Guest post: reader Terry Kidd on SS-GB

I re-read SS-GB when I heard the news of a possible TV version. Over the years I’ve read long passages from SS-GB out to friends as I’ve tried to share with them my love for this tense and moving book. It was no chore to pick it up again.

Len Deighton, in his memoir relating to James Bond and film making (James Bond, my long and eventful search for his father) remarks on how the film director can build the tension by revealing things that the hero cannot know. In historical fiction the reader can have superior knowledge to the protagonists. In SS-GB Len exploites the reader’s knowledge of the atomic bomb and how it will fundamentally change warfare. At times Kellerman and Mayhew seem to be negotiating over the atomic secrets as though the atomic bomb were just some new type of hand grenade. The reader knows, as they cannot know, what an atomic bomb means.

The tension thus generated keeps the reader engaged throughout. In fiction there are three legs, world, character and plot. In a sense the plot and characters are only there to keep you turning the pages while you visit the world the writer has created. And so we stick with Douglas avidly as he makes his way through the horrific world of a German occupied London.

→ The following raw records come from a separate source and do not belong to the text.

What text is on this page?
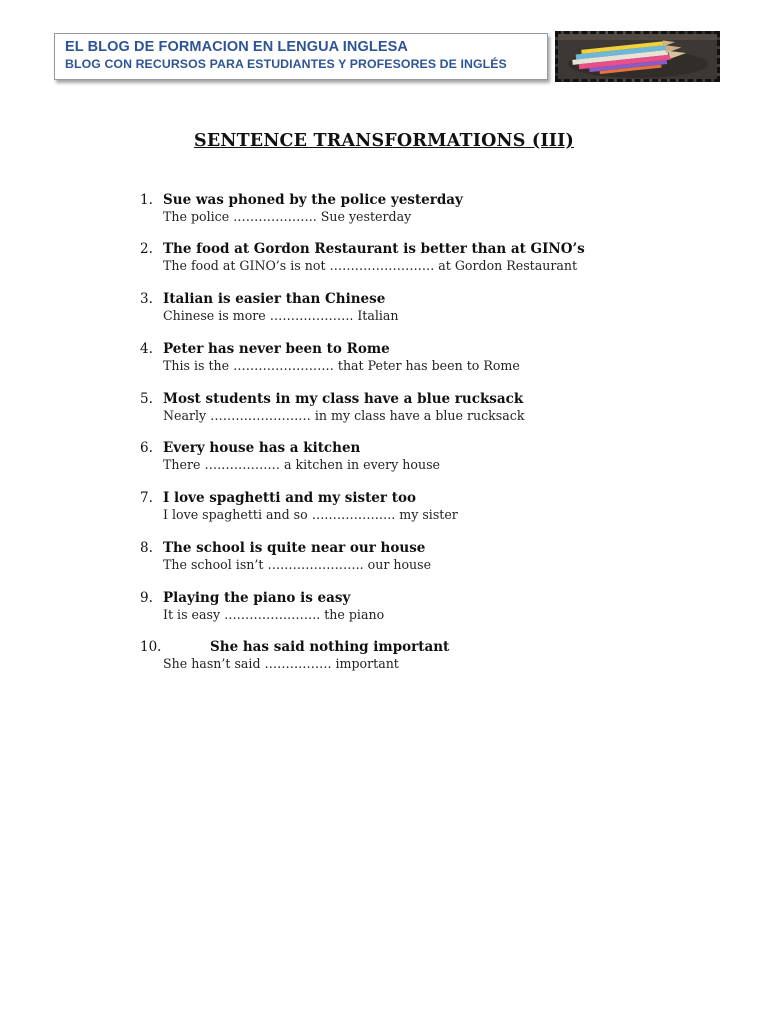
EL BLOG DE FORMACION EN LENGUA INGLESA
BLOG CON RECURSOS PARA ESTUDIANTES Y PROFESORES DE INGLÉS
SENTENCE TRANSFORMATIONS (III)
1. Sue was phoned by the police yesterday
The police ……………….. Sue yesterday
2. The food at Gordon Restaurant is better than at GINO’s
The food at GINO’s is not ……………………. at Gordon Restaurant
3. Italian is easier than Chinese
Chinese is more ……………….. Italian
4. Peter has never been to Rome
This is the …………………… that Peter has been to Rome
5. Most students in my class have a blue rucksack
Nearly …………………… in my class have a blue rucksack
6. Every house has a kitchen
There ……………… a kitchen in every house
7. I love spaghetti and my sister too
I love spaghetti and so ……………….. my sister
8. The school is quite near our house
The school isn’t ………………….. our house
9. Playing the piano is easy
It is easy ………………….. the piano
10.	She has said nothing important
She hasn’t said ……………. important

Yet some things are the same. The England revealed here is one where life for the aristocracy seems to have continued almost unchanged. Defying the Germans yet retaining a comfortable life. It is the middle class professionals like Douglas and the working people who carry the brunt of the suffering.

The traditional British social structure is intact and somehow cherished, as we see in the signal box scene towards the end of the book. The ex-soldiers belong to a special club that somehow facilitates the British class system. ‘Our rulers may be bastards, but at least they’re our bastards’. Men such as Mayhew are at least as ruthless as Huth, he sacrifices even the King of England to the cause, but it is only since occupation that Britain has had concentration camps and execution squads. (Though elsewhere in the Empire they had certainly existed.)

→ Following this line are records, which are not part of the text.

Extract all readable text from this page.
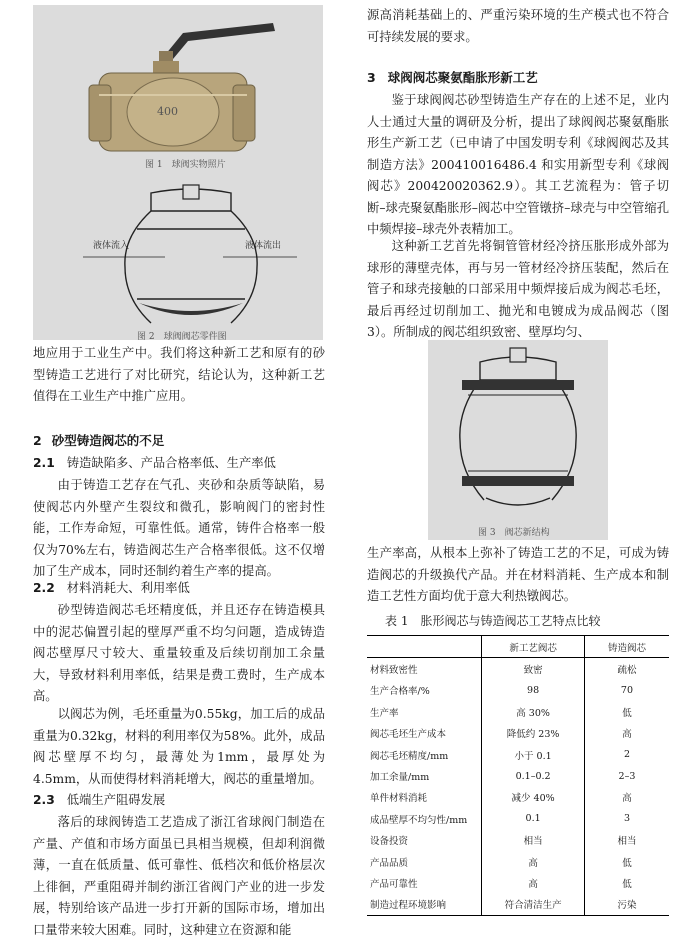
400
图 1　球阀实物照片
液体流入	液体流出
图 2　球阀阀芯零件图

地应用于工业生产中。我们将这种新工艺和原有的砂型铸造工艺进行了对比研究，结论认为，这种新工艺值得在工业生产中推广应用。

2 砂型铸造阀芯的不足
2.1 铸造缺陷多、产品合格率低、生产率低

由于铸造工艺存在气孔、夹砂和杂质等缺陷，易使阀芯内外壁产生裂纹和微孔，影响阀门的密封性能，工作寿命短，可靠性低。通常，铸件合格率一般仅为70%左右，铸造阀芯生产合格率很低。这不仅增加了生产成本，同时还制约着生产率的提高。

2.2 材料消耗大、利用率低

砂型铸造阀芯毛坯精度低，并且还存在铸造模具中的泥芯偏置引起的壁厚严重不均匀问题，造成铸造阀芯壁厚尺寸较大、重量较重及后续切削加工余量大，导致材料利用率低，结果是费工费时，生产成本高。

以阀芯为例，毛坯重量为0.55kg，加工后的成品重量为0.32kg，材料的利用率仅为58%。此外，成品阀芯壁厚不均匀，最薄处为1mm，最厚处为4.5mm，从而使得材料消耗增大，阀芯的重量增加。

2.3 低端生产阻碍发展

落后的球阀铸造工艺造成了浙江省球阀门制造在产量、产值和市场方面虽已具相当规模，但却利润微薄，一直在低质量、低可靠性、低档次和低价格层次上徘徊，严重阻碍并制约浙江省阀门产业的进一步发展，特别给该产品进一步打开新的国际市场，增加出口量带来较大困难。同时，这种建立在资源和能

源高消耗基础上的、严重污染环境的生产模式也不符合可持续发展的要求。

3 球阀阀芯聚氨酯胀形新工艺

鉴于球阀阀芯砂型铸造生产存在的上述不足，业内人士通过大量的调研及分析，提出了球阀阀芯聚氨酯胀形生产新工艺（已申请了中国发明专利《球阀阀芯及其制造方法》200410016486.4 和实用新型专利《球阀阀芯》200420020362.9）。其工艺流程为：管子切断–球壳聚氨酯胀形–阀芯中空管镦挤–球壳与中空管缩孔中频焊接–球壳外表精加工。

这种新工艺首先将铜管管材经冷挤压胀形成外部为球形的薄壁壳体，再与另一管材经冷挤压装配，然后在管子和球壳接触的口部采用中频焊接后成为阀芯毛坯，最后再经过切削加工、抛光和电镀成为成品阀芯（图 3）。所制成的阀芯组织致密、壁厚均匀、

图 3　阀芯新结构

生产率高，从根本上弥补了铸造工艺的不足，可成为铸造阀芯的升级换代产品。并在材料消耗、生产成本和制造工艺性方面均优于意大利热镦阀芯。

表 1　胀形阀芯与铸造阀芯工艺特点比较
	新工艺阀芯	铸造阀芯
材料致密性	致密	疏松
生产合格率/%	98	70
生产率	高 30%	低
阀芯毛坯生产成本	降低约 23%	高
阀芯毛坯精度/mm	小于 0.1	2
加工余量/mm	0.1–0.2	2–3
单件材料消耗	减少 40%	高
成品壁厚不均匀性/mm	0.1	3
设备投资	相当	相当
产品品质	高	低
产品可靠性	高	低
制造过程环境影响	符合清洁生产	污染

In a sense Len Deighton knew this world. He was a boy in London when these events were/would have been happening. He doubtless thought about a German invasion and what might develop.

So Britain’s soldiers, though finally defeated, fought valiantly. We see the compassion for men at arms that runs through all Len Deighton’s work. The scene in the artificial limb factory where the young man, probably an ex-soldier, struggles with his new artificial leg never fails to move me. When I was a child in England in the 1950s people missing arms and legs were a relatively common sight, and here too in Germany. Nowadays forget the ones with their lives ruined after being crippled in battle.

At the heart of the book is another mystery, one that Len Deighton does NOT reveal in the final chapter. Just how did Britain come to lose the war and be occupied by Germany? He reveals a few snippets. There’s a German amphibious landing at Dover. Tanks on Wimbledon Common and plucky resistance by civilians. The Royal Navy engineers failed to destroy certain port facilities at Portsmouth.

We need to go further back, back to the Battle of Britain. My understanding of the importance of that battle is that Germany would have needed to have defeated the RAF before launching an amphibious invasion. Germany would have needed air superiority over the English Channel to suppress the Royal Navy who would otherwise have repelled the invasion force.

In our world, after failing to destroy the RAF in the Battle of Britain, Hitler turned eastwards, he broke his secret pact with Stalin and the invasion of Britain was consigned to the ‘alternate’ history books. Did the RAF lose the Battle of Britain in the world of SS-GB? Yes, says Len in the new introduction. But why?

The primary German fighter aircraft used in the Battle of Britain was the Messerschmidt Bf109E. Taking off from France this varient could only spend about 15 minutes over British territory. One suggestion is that by fitting the aircraft with extended range fuel tanks they could have spent longer over England engaging Britain’s Spitfires and Hurricanes and shooting more of them down.

Certainly, later versions of the Bf109 had extended range fuel tanks. Could such a technical change have swung the Battle of Britain and thus the war? This is a very intriguing question. Potentially a real butterfly effect. Indeed, losing the Battle of Britain might have led to another possibility. Rather than face invasion Britain might have thrown in the towel and sought terms with Germany somewhat as described in Len Deighton’s XPD.

Such are the questions we find in SS-GB. I first discovered Len Deighton’s writing about 45 years ago. At the time I was a huge science fiction fan. After I’d read Len Deighton I wished that he would turn his hand to science fiction. Then along came SS-GB and it seemed he had.

Yet SS-GB springs from a wealth of real-world research that gives it a verisimilitude that no science fiction story has ever had. The world of SS-GB so nearly might have been. This book, with it’s tension and compassion, is a wonderful and powerful work, let’s hope it becomes a great TV series.